Saturday, 4 March 2017

My Name is Lucy Barton by Elizabeth Strout

My Name is Lucy Barton might seem like just another simple mother/daughter story, but like all of Elizabeth Strout's stories there is much more going on under the surface than first meets the eye.

Lucy Barton is in hospital for an extended medical procedure. Her husband, busy with his work and their two young girls, arranges for her mother to come and stay awhile to help out while Lucy slowly recovers.

Simple, right?

However, we soon learn that Lucy and her mother haven't spoken in years, that Lucy's mother naps in the bedside chair rather than staying in a hotel or with her son-in-law, that they avoid talking about Lucy's husband or children or her New York life and they tread very carefully around Lucy's childhood memories.
How do we find out what the daily fabric of a life was?

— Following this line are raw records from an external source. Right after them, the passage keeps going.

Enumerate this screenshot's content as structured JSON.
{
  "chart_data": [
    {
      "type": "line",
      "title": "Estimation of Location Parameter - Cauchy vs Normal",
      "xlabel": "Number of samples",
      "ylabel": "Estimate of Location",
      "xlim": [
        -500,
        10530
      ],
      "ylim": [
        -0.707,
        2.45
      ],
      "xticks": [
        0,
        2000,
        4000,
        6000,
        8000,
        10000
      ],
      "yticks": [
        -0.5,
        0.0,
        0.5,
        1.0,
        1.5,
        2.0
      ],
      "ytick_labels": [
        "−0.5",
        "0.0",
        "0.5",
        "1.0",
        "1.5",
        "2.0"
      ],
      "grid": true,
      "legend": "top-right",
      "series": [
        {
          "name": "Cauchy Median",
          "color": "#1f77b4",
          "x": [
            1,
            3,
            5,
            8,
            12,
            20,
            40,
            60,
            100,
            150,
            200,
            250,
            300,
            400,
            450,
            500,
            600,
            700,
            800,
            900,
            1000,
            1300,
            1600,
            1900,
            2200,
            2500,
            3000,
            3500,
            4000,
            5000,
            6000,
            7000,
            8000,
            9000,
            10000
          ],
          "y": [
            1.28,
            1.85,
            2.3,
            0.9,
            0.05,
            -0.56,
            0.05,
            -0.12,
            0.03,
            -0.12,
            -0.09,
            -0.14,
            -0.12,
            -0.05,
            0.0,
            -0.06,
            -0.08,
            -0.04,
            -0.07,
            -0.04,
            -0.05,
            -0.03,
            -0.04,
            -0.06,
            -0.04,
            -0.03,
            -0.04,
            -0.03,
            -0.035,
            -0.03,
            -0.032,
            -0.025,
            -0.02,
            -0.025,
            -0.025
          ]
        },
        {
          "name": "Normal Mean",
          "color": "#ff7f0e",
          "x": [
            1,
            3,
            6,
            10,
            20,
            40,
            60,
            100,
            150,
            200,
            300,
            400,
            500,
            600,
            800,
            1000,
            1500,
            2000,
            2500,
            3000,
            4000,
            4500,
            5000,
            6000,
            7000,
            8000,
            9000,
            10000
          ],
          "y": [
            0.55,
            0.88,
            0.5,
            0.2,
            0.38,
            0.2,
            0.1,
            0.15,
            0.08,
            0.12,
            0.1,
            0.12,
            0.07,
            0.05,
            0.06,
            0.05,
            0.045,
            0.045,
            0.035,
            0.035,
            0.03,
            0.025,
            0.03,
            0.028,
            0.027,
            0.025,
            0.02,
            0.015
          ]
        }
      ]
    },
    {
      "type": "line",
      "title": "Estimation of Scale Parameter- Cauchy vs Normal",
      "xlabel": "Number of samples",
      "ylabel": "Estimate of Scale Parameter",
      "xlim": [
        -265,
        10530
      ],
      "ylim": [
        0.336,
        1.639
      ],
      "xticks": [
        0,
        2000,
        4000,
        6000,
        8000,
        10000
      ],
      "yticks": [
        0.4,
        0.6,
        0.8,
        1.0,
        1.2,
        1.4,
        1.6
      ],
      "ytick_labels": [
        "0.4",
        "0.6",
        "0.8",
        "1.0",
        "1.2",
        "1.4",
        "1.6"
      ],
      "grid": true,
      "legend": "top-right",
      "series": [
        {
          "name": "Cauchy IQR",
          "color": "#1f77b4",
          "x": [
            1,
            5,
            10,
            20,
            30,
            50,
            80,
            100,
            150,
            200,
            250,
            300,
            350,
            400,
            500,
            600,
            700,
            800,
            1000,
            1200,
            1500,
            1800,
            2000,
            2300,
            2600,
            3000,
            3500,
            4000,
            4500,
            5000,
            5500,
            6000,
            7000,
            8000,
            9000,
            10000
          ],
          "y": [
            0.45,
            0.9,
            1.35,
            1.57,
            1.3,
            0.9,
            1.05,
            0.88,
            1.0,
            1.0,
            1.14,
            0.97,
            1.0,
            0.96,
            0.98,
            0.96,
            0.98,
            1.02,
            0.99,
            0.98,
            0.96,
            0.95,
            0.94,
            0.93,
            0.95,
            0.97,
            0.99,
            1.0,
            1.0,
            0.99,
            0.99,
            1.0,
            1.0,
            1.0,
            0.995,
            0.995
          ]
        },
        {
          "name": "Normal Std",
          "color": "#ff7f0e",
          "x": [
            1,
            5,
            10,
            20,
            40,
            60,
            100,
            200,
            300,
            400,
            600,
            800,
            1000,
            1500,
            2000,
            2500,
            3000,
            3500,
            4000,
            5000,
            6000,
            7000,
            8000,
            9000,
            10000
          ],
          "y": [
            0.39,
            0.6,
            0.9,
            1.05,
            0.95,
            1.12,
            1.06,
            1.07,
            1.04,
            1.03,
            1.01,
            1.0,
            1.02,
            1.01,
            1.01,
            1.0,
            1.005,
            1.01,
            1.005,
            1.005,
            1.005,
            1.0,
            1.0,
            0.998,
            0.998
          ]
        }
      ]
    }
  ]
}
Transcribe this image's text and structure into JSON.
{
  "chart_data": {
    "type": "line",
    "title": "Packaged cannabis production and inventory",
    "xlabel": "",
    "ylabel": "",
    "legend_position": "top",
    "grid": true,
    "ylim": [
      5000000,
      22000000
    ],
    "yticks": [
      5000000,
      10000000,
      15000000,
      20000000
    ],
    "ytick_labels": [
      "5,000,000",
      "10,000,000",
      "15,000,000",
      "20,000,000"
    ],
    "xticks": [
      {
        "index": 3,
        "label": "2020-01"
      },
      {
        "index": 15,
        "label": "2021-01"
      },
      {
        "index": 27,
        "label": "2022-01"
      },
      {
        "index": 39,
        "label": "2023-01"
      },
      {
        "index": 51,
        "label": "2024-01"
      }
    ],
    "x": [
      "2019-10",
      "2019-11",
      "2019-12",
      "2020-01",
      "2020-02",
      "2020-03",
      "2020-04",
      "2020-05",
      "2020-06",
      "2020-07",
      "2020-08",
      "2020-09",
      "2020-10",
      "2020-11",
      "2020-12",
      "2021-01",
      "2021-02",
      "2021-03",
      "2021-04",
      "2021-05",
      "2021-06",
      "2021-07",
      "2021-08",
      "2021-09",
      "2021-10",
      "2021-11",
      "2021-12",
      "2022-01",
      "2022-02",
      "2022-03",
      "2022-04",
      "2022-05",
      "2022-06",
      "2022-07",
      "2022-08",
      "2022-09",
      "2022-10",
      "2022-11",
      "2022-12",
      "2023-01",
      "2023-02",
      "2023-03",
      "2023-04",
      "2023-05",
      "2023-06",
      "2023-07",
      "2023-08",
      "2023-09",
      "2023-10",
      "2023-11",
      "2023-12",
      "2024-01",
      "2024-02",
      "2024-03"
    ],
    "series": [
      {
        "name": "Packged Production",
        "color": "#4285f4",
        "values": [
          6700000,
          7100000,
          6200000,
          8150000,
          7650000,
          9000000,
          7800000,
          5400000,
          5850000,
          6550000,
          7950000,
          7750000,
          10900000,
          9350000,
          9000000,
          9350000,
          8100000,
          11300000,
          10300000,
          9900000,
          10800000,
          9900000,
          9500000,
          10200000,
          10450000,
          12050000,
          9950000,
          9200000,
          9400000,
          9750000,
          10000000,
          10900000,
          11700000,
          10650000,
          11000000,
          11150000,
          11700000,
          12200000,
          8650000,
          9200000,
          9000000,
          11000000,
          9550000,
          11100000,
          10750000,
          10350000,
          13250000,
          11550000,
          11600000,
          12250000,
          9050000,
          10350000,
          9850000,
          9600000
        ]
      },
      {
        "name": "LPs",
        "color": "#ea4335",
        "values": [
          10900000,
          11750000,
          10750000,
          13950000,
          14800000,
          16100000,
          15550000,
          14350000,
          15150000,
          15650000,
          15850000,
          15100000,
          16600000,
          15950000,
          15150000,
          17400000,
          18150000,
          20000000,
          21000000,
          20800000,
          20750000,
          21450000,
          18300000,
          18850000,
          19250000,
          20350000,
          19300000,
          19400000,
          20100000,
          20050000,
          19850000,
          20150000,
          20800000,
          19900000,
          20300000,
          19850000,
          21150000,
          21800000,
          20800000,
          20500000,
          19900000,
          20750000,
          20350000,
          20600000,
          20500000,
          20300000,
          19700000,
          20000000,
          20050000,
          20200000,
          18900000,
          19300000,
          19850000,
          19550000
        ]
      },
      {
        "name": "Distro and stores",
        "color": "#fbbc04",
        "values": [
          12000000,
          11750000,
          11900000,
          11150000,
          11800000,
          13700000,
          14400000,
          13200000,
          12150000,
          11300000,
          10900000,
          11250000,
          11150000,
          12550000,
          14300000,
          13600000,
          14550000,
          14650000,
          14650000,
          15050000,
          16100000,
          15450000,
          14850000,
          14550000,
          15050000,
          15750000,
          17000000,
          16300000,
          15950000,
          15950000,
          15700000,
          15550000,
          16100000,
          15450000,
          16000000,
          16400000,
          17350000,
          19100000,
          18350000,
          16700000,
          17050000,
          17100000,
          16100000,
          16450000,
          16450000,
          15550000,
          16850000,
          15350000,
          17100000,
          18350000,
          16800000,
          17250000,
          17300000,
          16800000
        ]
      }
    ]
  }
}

The effects of abject poverty and dysfunction, the understanding that people can only do they best they can in any given situation and that that best is often not enough for those dependant on them, imbue this slight book.
We all love imperfectly.

Perspective, memory and compassion are also significant themes for Strout. Themes that she loves to tease out and explore via her characters.
She was not telling exactly the truth, she was always staying away from something.

I suspect that My Name is Lucy Barton was also a chance for Strout to address some of her ideas about the nature of writing and being a writer.
I like writers who try to tell you something truthful.
She wrote about people who worked hard and suffered and also had good things happen to them.
Her job as a writer of fiction was to report on the human condition, to tell us who we are and what we think and what we do.

I wonder if anyone ever 'accused' Strout of writing with a softness of compassion like they did her character, Sarah Payne? And why anyone would think that that was a bad thing?

The power of language and words to hide, reveal or obfuscate the truth gets a look in,
How smooth must be the language of the whites, when they can make right look like wrong, and wrong like right.

as do some simple home truths on how to treat (or not treat) others.

I think it's the lowest part of who we are, this need to find someone else to put down.
Do not ever think you are better than someone.

I don't normally fill a post with book quotes, but I just adore Strout's use of words. I love how she can pack a great deal of emotional truth into a few simply turned phrases.

They deserve to be highlighted and savoured.

My Name is Lucy Barton was longlisted for the 2016 Baileys Women's Prize and the Man Booker Prize.